Not yet a widow but Gus Voorhees’s brave and remarkable wife, Jenna.
Despite her shock she manages to telephone our schools: St. Croix Elementary, St. Croix Middle, St. Croix High. She is able to identify herself and to explain that there has been a family emergency. She identifies the children and does not confuse one school with another. She informs whomever she is speaking with that someone will be coming to take the Voorhees children out of school within the hour and that they should be prepared to leave at once.
Gus Voorhees’s widow has been contacted by Michigan State police who have been contacted by Ohio State police. It is urgent, they are saying, that Jenna and the children be taken to a safe house as soon as possible.
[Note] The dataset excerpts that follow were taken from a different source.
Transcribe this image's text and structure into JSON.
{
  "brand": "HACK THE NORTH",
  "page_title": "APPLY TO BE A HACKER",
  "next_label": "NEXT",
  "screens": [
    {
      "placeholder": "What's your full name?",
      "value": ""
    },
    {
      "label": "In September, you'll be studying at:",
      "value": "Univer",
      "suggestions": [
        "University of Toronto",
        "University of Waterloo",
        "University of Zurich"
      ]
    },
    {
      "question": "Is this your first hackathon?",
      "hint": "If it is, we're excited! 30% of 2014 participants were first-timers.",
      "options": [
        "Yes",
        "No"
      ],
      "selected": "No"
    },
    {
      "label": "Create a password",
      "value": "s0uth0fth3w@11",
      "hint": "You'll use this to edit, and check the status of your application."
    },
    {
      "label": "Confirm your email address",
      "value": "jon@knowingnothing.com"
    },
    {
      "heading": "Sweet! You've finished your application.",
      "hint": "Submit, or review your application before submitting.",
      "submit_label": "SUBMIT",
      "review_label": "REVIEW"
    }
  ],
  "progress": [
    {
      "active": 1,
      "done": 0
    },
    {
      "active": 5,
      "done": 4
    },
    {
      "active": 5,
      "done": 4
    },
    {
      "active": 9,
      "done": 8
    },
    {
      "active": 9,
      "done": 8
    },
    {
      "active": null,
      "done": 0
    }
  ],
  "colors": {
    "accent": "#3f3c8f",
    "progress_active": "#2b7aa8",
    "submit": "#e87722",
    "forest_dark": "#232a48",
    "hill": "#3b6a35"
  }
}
But first, Jenna calls Ellen Farlane who was Gus’s administrative assistant at the Huron County Women’s Center, their closest friend in St. Croix. Ellen! This is Jenna, Gus’s wife. Something terrible has happened to Gus in Ohio, we need your help.
She calls our father’s parents—of course. She speaks with our grandfather (in Birmingham, Michigan) but she is able to leave only a voice message for our grandmother (living in New York City, long divorced from our grandfather). Something terrible has happened to Gus, I won’t be here to speak with you, I will b
e going to him.
She may call other, crucial numbers. She will not remember clearly. At some point she calls her parents in Evanston, Illinois, but leaves a cryptic phone message.
Call when you can. But I won’t be here. Emergency in Ohio. I will be going there soon.
Children are all right. Safe. Gus in hospital.
She calls, or tries to call, our father’s oldest Ann Arbor friends. Our father’s attorney-friend in Ann Arbor, Lenny McMahan, who is Darren’s godfather. And other friends of Gus Voorhees scattered through Michigan. His beloved mentor, now retired from the University of Michigan medical school—Something has happened to Gus. I don’t have details. I wanted to prepare you.
Jenna knows that if she hangs up the phone it will ring again immediately and this will frighten her.
At this time Ellen Farlane has gone to pick up the Voorhees children at their schools which are within a few blocks of one another. She is accompanied by a young nurse from the Center. Ellen Farlane is grim-faced and wet-eyed in a dark green nylon jacket hastily thrown over a white uniform.
Naomi is dazed and suspicious. Why has she been summoned out of math class? Why doesn’t Mr. Cameron tell her what the family emergency is?—(doesn’t he know?). She will not be seated in the principal’s outer office but is pacing about like a trapped animal as the principal’s assistant tries to smile at her, to comfort her.
“Has something happened to my father? What is it?”—Naomi demands bravely. But all she is told is that her mother has called, it is a family emergency and someone is coming to pick her up.
Not her mother, then. Not Jenna.
It isn’t her mother to whom the emergency has happened, obviously. And yet, it isn’t her mother who is coming to pick her up.
There is a kind of vacuum, an emptiness. Naomi is confounded by such a blank. It is like trying to comprehend how the exponent 0 must result in the number 1—she can’t do it.
Her tongue has gone numb, cold. Pulses beat wildly in her head. Sometimes when she is agitated she fears that she will become insane, such pulses beating and in what she knows to be her brain, for what beats wildly is in danger of bursting, and what bursts into a brain will cause insanity—she believes. But her fear of going insane is normally bracketed by the calm and orderliness of the exterior world, that would judge her harshly, and lock her away from view; but now it seems to her, judging by the behavior of the adults at her school, their inability to speak clearly and even to look her in the face, there has been some catastrophe in the exterior world, that has nothing to do with her.